Me disponía a atravesar el arco de seguridad para embarcar en uno de los vuelos de una compañía de puntualidad distraída. Pasé el detector, ufano, triunfante, ni un pitido, silencio. No había olvidado colocar nada en la bandeja. Se me acercó un agente de trato agradable, no tanto a la vista. Su silueta de matrioska ataviada con el traje reglamentario de la Guardia Civil con el tricornio coronando su cabeza resultaba en conjunto inquietante.
– Disculpe caballero, es un control aleatorio. Por favor extienda las manos. Rutina. – Me dijo muy amablemente con el aplomo que da llevar unas esposas colgando y una pistola en el cinturón.
– ¿Disculpe? – No sabía si había entendido bien la orden.
– Es un control de drogas rutinario y aleatorio. Extienda las palmas de las manos hacia arriba que vamos a tomar unas muestras.
Resulta curiosa la facilidad que tienen nuestros cerebros de traicionarnos. Intenté recordar mi último contacto con la droga, y el más reciente había sido el último capítulo de Narcos la semana anterior. “No me jodas, en una semana no puedo dar positivo, si además…solo vi la serie”. Aquél había sido mi último contacto con cualquier sustancia estupefaciente en décadas, y sin embargo mi cuerpo empezó a temblar como si tuviera el síndrome de abstinencia. Un compañero del agente Boliche se acercó con unas tiras impregnadas de algún reactivo delator. Mientras me tomaba las muestras delante del resto de pasajeros que hacían cola para sortear el control de seguridad, con mi consiguiente sonrojo, algún espabilado poco viajado murmuró mientras se ponía el cinturón en la cintura y no en el cuello que era donde debía ceñirlo: “Mira, uno que duerme en el calabozo”.
– Tranquilo caballero, es solo un momento. – Tan pronto como acabó la frase, se acercó la emisora a la boca, hizo un gesto a otro de sus compañeros de cuerpo, y en un momento estaba rodeado por cuatro agentes de la Benemérita.

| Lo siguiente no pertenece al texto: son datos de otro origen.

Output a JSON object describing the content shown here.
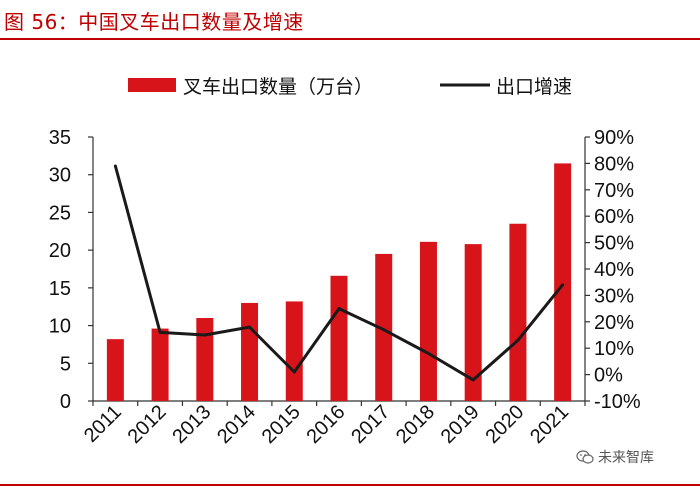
{
  "figure": {
    "title": "图 56：中国叉车出口数量及增速"
  },
  "watermark": {
    "text": "未来智库",
    "icon": "wechat-icon"
  },
  "chart_data": {
    "type": "bar",
    "categories": [
      "2011",
      "2012",
      "2013",
      "2014",
      "2015",
      "2016",
      "2017",
      "2018",
      "2019",
      "2020",
      "2021"
    ],
    "series": [
      {
        "name": "叉车出口数量（万台）",
        "type": "bar",
        "axis": "left",
        "color": "#d7141a",
        "values": [
          8.2,
          9.6,
          11.0,
          13.0,
          13.2,
          16.6,
          19.5,
          21.1,
          20.8,
          23.5,
          31.5
        ]
      },
      {
        "name": "出口增速",
        "type": "line",
        "axis": "right",
        "color": "#1a1a1a",
        "values": [
          79,
          16,
          15,
          18,
          1,
          25,
          17,
          8,
          -2,
          13,
          34
        ]
      }
    ],
    "left_axis": {
      "min": 0,
      "max": 35,
      "step": 5,
      "ticks": [
        "0",
        "5",
        "10",
        "15",
        "20",
        "25",
        "30",
        "35"
      ]
    },
    "right_axis": {
      "min": -10,
      "max": 90,
      "step": 10,
      "unit": "%",
      "ticks": [
        "-10%",
        "0%",
        "10%",
        "20%",
        "30%",
        "40%",
        "50%",
        "60%",
        "70%",
        "80%",
        "90%"
      ]
    },
    "legend": {
      "position": "top"
    },
    "grid": false
  }
}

Esta vez, el rictus del menudo agente “Bolitxe” era más sombrío, y sus tres colegas… sonriendo no venían. “Mal asunto”, pensé. “¿Ver “Narcos” da positivo?¿En serio?”. – Tenemos un positivo en explosivos.
En ese momento eché en falta la mullida seguridad que siempre insufla un buen pañal de doble capa.

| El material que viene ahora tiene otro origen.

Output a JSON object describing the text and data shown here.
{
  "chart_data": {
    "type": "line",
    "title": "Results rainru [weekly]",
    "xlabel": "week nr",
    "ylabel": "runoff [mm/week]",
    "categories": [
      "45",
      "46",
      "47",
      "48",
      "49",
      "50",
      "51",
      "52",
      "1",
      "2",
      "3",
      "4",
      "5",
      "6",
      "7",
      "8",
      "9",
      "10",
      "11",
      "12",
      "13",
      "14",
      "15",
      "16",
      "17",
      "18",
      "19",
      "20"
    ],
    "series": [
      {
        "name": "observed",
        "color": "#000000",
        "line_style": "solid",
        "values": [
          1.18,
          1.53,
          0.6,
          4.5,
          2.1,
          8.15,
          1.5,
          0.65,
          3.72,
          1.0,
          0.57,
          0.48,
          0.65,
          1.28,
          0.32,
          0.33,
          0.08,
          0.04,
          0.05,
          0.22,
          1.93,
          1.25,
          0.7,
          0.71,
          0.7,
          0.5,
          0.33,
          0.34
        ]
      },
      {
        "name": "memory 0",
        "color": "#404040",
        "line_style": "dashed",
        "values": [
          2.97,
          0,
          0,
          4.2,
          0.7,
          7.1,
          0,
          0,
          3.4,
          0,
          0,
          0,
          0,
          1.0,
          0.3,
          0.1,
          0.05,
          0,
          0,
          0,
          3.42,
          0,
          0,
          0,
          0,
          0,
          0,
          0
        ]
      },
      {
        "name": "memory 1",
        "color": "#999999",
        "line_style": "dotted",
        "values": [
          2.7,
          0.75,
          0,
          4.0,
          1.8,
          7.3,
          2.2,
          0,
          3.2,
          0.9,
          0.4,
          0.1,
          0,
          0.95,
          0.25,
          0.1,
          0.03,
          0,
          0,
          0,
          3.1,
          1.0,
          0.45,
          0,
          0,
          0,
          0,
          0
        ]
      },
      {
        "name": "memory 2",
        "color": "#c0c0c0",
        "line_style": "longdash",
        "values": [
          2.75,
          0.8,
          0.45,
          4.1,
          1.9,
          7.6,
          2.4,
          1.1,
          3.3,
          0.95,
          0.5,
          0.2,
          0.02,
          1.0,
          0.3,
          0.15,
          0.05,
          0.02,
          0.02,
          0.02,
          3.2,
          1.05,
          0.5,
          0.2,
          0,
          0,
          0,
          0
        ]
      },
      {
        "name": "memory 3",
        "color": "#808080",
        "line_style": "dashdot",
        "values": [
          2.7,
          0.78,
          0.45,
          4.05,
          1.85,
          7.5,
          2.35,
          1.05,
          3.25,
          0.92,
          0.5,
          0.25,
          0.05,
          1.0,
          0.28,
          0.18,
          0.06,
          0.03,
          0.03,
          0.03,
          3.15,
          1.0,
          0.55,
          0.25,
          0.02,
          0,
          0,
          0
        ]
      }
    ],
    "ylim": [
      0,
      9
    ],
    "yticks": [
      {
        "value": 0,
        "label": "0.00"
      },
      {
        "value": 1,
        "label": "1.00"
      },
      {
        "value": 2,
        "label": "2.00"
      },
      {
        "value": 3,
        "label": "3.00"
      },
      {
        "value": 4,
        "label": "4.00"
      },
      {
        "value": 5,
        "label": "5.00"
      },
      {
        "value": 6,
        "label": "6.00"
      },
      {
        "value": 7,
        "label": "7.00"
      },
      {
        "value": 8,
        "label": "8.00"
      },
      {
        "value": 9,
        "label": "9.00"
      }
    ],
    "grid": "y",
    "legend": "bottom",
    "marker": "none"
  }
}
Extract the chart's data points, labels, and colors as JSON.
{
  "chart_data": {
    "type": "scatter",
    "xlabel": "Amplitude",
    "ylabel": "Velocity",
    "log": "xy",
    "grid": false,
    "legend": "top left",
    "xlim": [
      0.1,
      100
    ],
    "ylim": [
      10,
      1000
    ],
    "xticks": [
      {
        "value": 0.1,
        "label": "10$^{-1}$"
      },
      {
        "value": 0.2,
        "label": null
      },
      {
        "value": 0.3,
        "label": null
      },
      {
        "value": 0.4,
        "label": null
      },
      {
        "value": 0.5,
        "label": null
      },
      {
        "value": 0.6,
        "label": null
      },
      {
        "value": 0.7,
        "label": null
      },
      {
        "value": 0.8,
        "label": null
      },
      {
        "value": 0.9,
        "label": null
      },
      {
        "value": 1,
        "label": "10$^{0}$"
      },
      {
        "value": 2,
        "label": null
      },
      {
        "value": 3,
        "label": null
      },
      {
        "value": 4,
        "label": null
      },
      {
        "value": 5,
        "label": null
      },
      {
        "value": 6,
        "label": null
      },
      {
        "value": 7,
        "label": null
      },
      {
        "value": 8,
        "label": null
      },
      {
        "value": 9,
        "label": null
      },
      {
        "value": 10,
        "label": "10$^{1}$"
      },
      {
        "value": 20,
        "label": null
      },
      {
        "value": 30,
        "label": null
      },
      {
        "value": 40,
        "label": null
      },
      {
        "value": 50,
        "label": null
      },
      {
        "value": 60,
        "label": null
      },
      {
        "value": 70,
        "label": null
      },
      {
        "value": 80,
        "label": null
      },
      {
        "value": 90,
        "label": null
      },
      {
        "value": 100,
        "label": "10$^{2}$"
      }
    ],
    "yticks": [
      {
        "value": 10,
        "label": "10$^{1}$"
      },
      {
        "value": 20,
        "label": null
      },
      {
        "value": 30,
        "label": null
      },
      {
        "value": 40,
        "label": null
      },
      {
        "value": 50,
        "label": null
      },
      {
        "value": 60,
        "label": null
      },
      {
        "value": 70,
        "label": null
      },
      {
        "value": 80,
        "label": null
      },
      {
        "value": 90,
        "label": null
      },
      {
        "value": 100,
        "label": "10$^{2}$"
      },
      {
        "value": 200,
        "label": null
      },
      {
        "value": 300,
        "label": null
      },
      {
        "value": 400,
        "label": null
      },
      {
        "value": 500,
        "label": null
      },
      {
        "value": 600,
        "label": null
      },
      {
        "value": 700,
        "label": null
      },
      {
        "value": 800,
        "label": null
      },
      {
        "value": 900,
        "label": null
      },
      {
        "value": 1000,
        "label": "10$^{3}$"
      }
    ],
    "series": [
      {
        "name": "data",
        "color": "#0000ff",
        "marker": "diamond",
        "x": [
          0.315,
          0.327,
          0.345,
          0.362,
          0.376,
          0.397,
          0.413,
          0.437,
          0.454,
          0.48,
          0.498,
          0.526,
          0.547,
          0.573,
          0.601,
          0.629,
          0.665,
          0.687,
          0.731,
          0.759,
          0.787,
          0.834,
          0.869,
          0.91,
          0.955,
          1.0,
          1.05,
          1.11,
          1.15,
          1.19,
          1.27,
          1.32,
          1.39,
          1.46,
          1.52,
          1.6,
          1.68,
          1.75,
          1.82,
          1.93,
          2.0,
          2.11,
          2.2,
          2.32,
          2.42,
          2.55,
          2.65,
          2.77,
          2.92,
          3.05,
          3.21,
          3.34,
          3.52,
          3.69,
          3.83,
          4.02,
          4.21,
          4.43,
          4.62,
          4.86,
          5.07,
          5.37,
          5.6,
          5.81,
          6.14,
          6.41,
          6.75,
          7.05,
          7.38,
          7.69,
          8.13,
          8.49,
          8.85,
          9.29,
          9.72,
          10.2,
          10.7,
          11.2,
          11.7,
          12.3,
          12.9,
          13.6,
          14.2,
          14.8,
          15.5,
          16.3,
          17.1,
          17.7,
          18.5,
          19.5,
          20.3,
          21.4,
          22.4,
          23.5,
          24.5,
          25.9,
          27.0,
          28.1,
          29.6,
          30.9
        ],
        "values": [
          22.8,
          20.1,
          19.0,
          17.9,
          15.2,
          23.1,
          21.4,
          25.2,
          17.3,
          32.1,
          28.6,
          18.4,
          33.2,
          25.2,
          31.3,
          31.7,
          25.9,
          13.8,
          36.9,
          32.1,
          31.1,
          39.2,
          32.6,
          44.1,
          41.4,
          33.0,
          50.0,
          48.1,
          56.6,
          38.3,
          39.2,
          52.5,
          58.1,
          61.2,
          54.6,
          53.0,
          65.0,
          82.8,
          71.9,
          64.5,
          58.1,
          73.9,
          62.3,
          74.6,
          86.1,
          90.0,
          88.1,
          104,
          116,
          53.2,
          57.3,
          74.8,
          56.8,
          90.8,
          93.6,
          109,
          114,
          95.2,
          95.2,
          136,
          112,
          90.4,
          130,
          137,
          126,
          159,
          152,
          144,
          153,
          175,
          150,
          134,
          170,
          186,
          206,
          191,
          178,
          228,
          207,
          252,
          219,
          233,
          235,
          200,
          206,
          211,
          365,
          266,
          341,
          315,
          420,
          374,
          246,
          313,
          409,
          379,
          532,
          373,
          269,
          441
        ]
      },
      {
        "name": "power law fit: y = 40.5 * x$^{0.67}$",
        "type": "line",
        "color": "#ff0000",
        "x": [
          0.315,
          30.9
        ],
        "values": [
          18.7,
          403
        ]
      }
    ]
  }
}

– Perdona, ¿en explosivos?
Mientras el voluntarioso numerario Boliche desenfundaba su pistola enredando patoso sus dedos tipo bratwurst en algún lugar indeterminado entre las cachas, el seguro y el gatillo preso de un ataque de pánico, su superior, más templado me preguntó:
– ¿Cuál es su profesión?
– Calderero-soldador – respondí con la voz de un castrati.
– Ok, restos de materiales de soldadura usados en la fabricación de explosivos.

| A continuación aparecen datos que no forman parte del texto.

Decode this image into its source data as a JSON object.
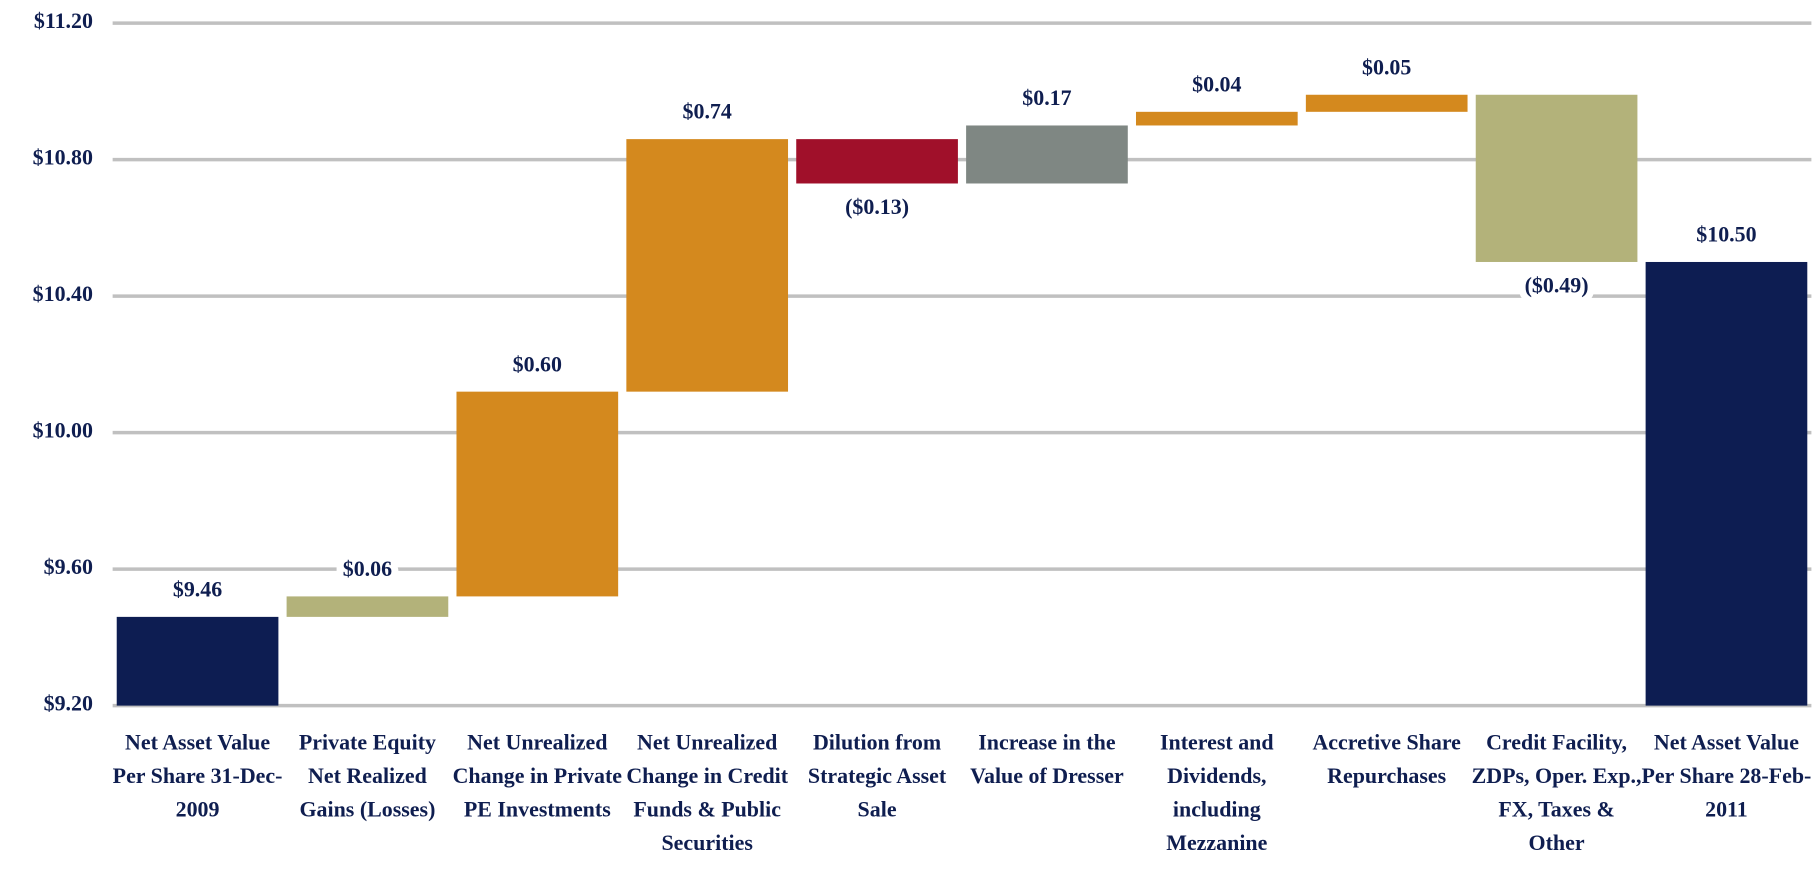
{
  "chart_data": {
    "type": "waterfall",
    "categories": [
      "Net Asset Value Per Share 31-Dec-2009",
      "Private Equity Net Realized Gains (Losses)",
      "Net Unrealized Change in Private PE Investments",
      "Net Unrealized Change in Credit Funds & Public Securities",
      "Dilution from Strategic Asset Sale",
      "Increase in the Value of Dresser",
      "Interest and Dividends, including Mezzanine",
      "Accretive Share Repurchases",
      "Credit Facility, ZDPs, Oper. Exp., FX, Taxes & Other",
      "Net Asset Value Per Share 28-Feb-2011"
    ],
    "values": [
      9.46,
      0.06,
      0.6,
      0.74,
      -0.13,
      0.17,
      0.04,
      0.05,
      -0.49,
      10.5
    ],
    "value_labels": [
      "$9.46",
      "$0.06",
      "$0.60",
      "$0.74",
      "($0.13)",
      "$0.17",
      "$0.04",
      "$0.05",
      "($0.49)",
      "$10.50"
    ],
    "colors": [
      "#0d1d52",
      "#b3b27a",
      "#d4891e",
      "#d4891e",
      "#a0102a",
      "#7f8783",
      "#d4891e",
      "#d4891e",
      "#b3b27a",
      "#0d1d52"
    ],
    "ylim": [
      9.2,
      11.2
    ],
    "yticks": [
      {
        "value": 9.2,
        "label": "$9.20"
      },
      {
        "value": 9.6,
        "label": "$9.60"
      },
      {
        "value": 10.0,
        "label": "$10.00"
      },
      {
        "value": 10.4,
        "label": "$10.40"
      },
      {
        "value": 10.8,
        "label": "$10.80"
      },
      {
        "value": 11.2,
        "label": "$11.20"
      }
    ],
    "grid": true
  }
}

Una detonación silenció el aeropuerto. En el suelo con un orificio de entrada en su nuca yacía tendido el turista que no acertaba con la hebilla del cinturón
– ¡Bolitxe! Mira cómo has puesto todo. Que vengan las de la limpieza. ¡Con este van tres este mes!
Sobresaltado, recé para que fueran aquellas las únicas turbulencias del vuelo.